Wisniewski’s equalizer came just over one minute into the second half, and Patterson found the back of the Colonials’ net 17 minutes later. Saint Louis broke the Colonials’ back just three and a half minutes later, though, when Tim Ream and Wisniewski played monkey in the middle with GW goalkeeper Greg Yahr. Ream sent a crossing pass over Yahr’s head to Wisniewski, who touched the ball back over the head of Yahr to Holmes, who found himself in front of an empty net for the easy conversion.

“After the third goal, it’s tough to come back. It’s very deflating,” Lidster said.

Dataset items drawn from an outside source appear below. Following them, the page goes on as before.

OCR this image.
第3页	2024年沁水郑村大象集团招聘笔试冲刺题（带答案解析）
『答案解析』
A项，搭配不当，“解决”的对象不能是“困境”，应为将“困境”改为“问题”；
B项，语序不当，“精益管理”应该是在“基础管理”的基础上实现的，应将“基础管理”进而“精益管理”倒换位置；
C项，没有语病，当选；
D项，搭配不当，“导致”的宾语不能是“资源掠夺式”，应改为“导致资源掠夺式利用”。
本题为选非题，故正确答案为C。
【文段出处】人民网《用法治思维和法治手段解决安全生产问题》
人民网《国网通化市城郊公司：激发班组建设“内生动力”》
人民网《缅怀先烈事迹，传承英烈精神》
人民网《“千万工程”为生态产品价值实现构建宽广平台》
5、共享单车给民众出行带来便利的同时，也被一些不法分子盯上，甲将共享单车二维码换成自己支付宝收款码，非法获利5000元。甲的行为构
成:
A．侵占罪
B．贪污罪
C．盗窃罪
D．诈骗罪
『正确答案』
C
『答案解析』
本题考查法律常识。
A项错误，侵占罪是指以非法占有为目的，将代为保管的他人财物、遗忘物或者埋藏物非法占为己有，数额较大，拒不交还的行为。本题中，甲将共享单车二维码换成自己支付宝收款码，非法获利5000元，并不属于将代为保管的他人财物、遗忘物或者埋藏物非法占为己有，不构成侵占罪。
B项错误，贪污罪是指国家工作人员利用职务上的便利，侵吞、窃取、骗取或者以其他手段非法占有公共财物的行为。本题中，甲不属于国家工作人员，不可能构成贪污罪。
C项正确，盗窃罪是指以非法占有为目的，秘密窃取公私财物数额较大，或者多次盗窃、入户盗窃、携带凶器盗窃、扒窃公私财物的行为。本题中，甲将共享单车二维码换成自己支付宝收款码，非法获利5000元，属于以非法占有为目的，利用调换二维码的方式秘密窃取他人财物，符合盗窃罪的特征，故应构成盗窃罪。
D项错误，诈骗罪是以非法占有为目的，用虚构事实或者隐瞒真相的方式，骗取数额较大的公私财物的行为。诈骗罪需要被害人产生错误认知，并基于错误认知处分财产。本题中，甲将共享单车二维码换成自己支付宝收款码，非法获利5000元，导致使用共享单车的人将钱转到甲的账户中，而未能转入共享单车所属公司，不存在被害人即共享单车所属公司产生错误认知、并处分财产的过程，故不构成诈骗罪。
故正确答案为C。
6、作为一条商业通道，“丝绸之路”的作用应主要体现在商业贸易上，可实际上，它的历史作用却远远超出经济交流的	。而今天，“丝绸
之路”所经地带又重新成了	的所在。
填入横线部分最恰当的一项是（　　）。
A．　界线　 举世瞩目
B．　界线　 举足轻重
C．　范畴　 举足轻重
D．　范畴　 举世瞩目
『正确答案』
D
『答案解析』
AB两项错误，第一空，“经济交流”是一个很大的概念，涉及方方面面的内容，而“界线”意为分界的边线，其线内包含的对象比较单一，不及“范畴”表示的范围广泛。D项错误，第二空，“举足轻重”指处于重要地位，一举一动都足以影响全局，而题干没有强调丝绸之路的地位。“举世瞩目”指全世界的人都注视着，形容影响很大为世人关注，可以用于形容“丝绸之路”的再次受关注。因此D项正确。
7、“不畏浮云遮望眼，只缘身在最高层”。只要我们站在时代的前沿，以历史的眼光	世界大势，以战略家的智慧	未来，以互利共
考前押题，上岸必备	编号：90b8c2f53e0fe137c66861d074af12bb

The Colonials managed to take 17 shots in the match, but a majority of them came from new faces. Three of GW’s points leaders, sophomores Luke Wildy and Andy Stadler and senior Abimbola Pedro, missed all of Sunday’s game with injuries.

Instead, it was junior Thomas Stuber who led the Colonials offensive attack, taking eight shots in the game and putting two of them on goal. Stuber, who said he feels he needs to step up on offense in the absence of his fellow attackers, had a 35 yard blast denied in the first half and put a header over the crossbar with six minutes remaining in the game.

“I feel good and I feel confident; it’s just that I need to do a little better job putting it the net,” he said.

Now 1-3-1 in conference play, Lidster thinks the Colonials need to win their next four games in order to qualify for the A-10 postseason.

“Now is the time where we have to step up. There’s no excuses now,” he said. “We’re still in a position (to make the playoffs), so you can’t ask for any more than that.”

GW’s next game will be at 7 p.m. on Nov. 2 at A-10 opponent Duquesne. The Colonials will follow that match with a trip to St. Bonaventure the following Sunday.